Several protesters were arrested.
Police were seen using pepper spray against dozens of masked demonstrators, who shielded themselves with umbrellas - the symbol of the 79-day street protests that rocked Hong Kong in 2014.
The protest had started as a peaceful march against Beijing's decision to bar two newly-elected politicians, Yau Wai-ching and Baggio Leung, from taking office in Hong Kong's legislature.
The pair pledged allegiance to the "Hong Kong nation" and displayed a "Hong Kong is not China" banner during a swearing-in ceremony for the city's legislative council in October.
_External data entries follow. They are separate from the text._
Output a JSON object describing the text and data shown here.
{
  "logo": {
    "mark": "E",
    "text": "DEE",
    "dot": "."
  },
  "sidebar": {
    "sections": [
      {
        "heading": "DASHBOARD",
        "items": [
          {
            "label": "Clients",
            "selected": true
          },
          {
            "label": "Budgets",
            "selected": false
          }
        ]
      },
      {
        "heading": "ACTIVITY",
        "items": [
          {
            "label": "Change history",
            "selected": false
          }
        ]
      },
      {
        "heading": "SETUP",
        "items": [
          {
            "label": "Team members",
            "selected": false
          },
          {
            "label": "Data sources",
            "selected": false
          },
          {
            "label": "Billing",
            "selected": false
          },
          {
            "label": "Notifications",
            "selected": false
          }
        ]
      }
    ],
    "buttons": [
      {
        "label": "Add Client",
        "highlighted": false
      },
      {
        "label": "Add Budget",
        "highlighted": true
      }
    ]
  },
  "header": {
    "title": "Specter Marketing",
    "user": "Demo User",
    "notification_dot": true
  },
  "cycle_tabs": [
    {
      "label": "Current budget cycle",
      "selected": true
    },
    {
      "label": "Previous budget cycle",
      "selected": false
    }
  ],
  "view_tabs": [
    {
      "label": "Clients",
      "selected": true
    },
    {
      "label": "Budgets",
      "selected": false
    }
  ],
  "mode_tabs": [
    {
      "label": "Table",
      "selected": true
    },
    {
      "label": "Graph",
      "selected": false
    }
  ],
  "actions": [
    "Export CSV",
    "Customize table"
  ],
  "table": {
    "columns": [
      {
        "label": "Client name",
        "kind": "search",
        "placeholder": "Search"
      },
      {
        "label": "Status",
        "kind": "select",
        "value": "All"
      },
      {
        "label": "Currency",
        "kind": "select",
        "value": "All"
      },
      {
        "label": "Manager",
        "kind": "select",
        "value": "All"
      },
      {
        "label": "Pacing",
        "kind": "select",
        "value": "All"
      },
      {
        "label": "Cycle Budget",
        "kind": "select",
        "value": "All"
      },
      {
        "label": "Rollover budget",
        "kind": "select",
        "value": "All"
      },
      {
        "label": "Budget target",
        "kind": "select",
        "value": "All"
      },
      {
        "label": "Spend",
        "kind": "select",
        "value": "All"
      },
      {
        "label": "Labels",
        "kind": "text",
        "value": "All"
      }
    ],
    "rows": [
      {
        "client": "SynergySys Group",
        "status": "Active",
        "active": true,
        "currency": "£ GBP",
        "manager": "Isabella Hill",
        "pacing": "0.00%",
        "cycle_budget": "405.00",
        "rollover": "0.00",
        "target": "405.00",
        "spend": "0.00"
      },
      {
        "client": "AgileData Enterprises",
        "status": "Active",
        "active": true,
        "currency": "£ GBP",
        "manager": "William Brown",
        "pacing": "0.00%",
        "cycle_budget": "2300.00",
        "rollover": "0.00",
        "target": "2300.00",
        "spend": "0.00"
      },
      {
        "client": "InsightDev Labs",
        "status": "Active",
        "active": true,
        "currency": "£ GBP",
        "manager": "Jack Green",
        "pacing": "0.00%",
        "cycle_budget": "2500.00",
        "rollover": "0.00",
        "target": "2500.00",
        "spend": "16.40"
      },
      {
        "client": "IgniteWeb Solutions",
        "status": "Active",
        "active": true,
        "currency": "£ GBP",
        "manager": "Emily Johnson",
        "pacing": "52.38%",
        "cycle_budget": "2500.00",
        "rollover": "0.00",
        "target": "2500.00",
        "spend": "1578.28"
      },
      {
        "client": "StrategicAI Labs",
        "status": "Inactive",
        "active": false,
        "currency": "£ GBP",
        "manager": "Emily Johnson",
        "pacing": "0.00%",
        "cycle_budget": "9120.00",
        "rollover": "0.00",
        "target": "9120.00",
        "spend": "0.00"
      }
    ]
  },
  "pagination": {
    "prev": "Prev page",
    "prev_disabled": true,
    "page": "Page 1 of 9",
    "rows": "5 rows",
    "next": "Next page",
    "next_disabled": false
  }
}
Their oaths were not accepted and their right to re-take them is being challenged in the local courts by the Hong Kong government.
Several thousand were in attendance at the march, which ended at the city's high court.
A few hundred continued onto the central government's Liaison Office.
As of midnight (1600 GMT), a few dozen protesters remained at an intersection where they had been cornered earlier in the evening.
A ruling expected on Monday (November 7) from the Standing Committee of China's National People's Congress, is expected to prevent Yau, 25, and Leung, 30, from taking office.
China Central Television quoted national politicians as saying the pair were a threat to China's "sovereignty and security".
The situation is seen by some in Hong Kong's legal and political elite as one of the biggest tests the global financial hub has faced since its handover to China, with some fearing its vaunted rule of law is under threat.